At Zapier, we typically defined "default to action" as the ability to make decisions independently and take action with little or no oversight. This is especially important for a remote workforce. If your boss is across the world, they may not be able to answer your question right away. In those instances, it's important to be able to evaluate the situation, make a decision and take the necessary action. If you fuck up, you fuck up. But the beauty of it is that the faster you fail, the faster you learn.
Defaulting to action will look a little different depending on the nature of your work. But everyone can do it. If you work with people more than technology, it can mean doing as much as possible on your own. Minimize what executives need to do by saying, “I think we can go in A direction or B direction, which would you prefer?” Or, you can also set your own deadline and plan to meet it unless told otherwise. In that case you might say via email or Slack, “Hey, I'm going to publish this blog post on Friday unless I hear from you with another plan.”
As a business owner, I often spot missed opportunities for people I work with to default to action. For example, if you want my opinion on something don't expect me to take the time to write a big, long email about it. I'm too busy for that. Instead, give me an Opinion A or Opinion B and frame a question so I can easily answer with a yes or no. This is the best way to get results when working with executives, or other high-level people.
Learning to take action and direct decisions is a very, very important skill. At Zapier, I learned how to make those split-second decisions. If you feel in your gut it is the right move to make, you should make that decision on your own. And the more you do it, the better you get at it. It's very simple, but a very cool thing that happens when you grow in your career.
A lot of remote workers in particular think they need to prove something to their boss. If you don't want them to think you are slacking off when you are 5,000 miles away, you may send a long arbitrary list of stuff to your boss so they know what you are working on. This is pointless. They don't care about the details, the just want to know, did you get the job done?
And you know what, if you do fail, it's not that big of a deal. Failure is much more important than winning, I think. If you just win all the time, you won't know what to do when you fail. Practice failing so that you know how to respond when things go wrong. Defaulting to action is about acting when you feel in your gut it's the right thing to do. Very rarely does it fuck everything up.

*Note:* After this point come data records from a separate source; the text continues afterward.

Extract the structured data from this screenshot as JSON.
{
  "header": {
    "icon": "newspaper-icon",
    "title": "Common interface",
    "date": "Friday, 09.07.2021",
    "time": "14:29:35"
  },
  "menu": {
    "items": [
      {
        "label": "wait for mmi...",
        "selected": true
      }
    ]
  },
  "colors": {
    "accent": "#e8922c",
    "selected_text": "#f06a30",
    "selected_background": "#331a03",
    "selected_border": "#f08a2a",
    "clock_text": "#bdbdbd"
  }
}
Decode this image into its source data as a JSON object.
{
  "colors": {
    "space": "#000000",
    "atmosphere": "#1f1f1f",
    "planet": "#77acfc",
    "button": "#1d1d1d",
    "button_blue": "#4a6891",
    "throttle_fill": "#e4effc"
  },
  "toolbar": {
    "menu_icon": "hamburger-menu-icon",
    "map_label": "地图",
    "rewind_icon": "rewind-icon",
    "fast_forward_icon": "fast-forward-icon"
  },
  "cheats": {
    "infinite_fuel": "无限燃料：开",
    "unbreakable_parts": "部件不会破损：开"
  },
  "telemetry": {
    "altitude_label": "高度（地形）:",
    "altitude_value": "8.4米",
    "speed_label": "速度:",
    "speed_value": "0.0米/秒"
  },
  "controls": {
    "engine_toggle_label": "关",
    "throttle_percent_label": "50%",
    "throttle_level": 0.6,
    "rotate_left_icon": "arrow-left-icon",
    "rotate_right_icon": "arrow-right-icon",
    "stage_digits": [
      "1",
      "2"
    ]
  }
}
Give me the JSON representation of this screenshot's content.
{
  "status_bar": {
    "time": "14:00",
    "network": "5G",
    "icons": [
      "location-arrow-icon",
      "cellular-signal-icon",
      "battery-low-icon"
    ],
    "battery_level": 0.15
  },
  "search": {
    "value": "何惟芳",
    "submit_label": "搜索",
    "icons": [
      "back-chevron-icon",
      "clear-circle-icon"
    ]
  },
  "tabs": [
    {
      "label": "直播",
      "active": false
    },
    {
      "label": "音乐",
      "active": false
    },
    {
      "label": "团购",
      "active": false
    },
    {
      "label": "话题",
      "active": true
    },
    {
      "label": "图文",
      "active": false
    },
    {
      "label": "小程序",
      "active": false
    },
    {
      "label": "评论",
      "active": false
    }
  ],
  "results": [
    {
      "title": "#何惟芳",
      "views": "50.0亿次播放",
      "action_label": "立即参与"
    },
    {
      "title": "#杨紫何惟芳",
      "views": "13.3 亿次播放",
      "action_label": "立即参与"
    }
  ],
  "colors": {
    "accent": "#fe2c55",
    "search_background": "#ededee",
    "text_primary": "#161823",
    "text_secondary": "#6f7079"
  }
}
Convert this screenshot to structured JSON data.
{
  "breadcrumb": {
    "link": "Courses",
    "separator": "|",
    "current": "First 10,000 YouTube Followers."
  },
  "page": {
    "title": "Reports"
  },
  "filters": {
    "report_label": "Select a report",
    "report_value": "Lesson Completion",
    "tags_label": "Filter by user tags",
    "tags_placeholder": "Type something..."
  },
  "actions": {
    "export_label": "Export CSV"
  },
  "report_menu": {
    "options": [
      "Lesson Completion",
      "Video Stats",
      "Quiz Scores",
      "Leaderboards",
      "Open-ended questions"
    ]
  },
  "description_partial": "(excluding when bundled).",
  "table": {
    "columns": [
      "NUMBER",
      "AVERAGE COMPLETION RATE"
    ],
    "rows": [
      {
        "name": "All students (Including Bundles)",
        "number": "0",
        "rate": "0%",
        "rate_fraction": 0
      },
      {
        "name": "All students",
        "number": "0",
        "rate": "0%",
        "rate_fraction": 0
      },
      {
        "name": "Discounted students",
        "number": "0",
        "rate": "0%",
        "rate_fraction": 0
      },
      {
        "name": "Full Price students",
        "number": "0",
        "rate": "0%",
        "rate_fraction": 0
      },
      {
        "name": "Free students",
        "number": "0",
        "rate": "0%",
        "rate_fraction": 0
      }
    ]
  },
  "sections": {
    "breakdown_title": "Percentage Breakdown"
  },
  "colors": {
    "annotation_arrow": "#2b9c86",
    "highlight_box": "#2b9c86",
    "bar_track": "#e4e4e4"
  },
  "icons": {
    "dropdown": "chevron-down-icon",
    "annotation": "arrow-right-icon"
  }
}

A lot of people have fear that prevents them from moving forward.
As long as you don't accidentally delete the entire website, it's better to apologize than ask for permission. There is one caveat to all of this, and that is if you work for a micromanager. That is the worst bullshit and if that's what you are dealing with, I do feel sorry for you. But, if it's any consolation, business moves fast and there is no room for micromanaging in the Future.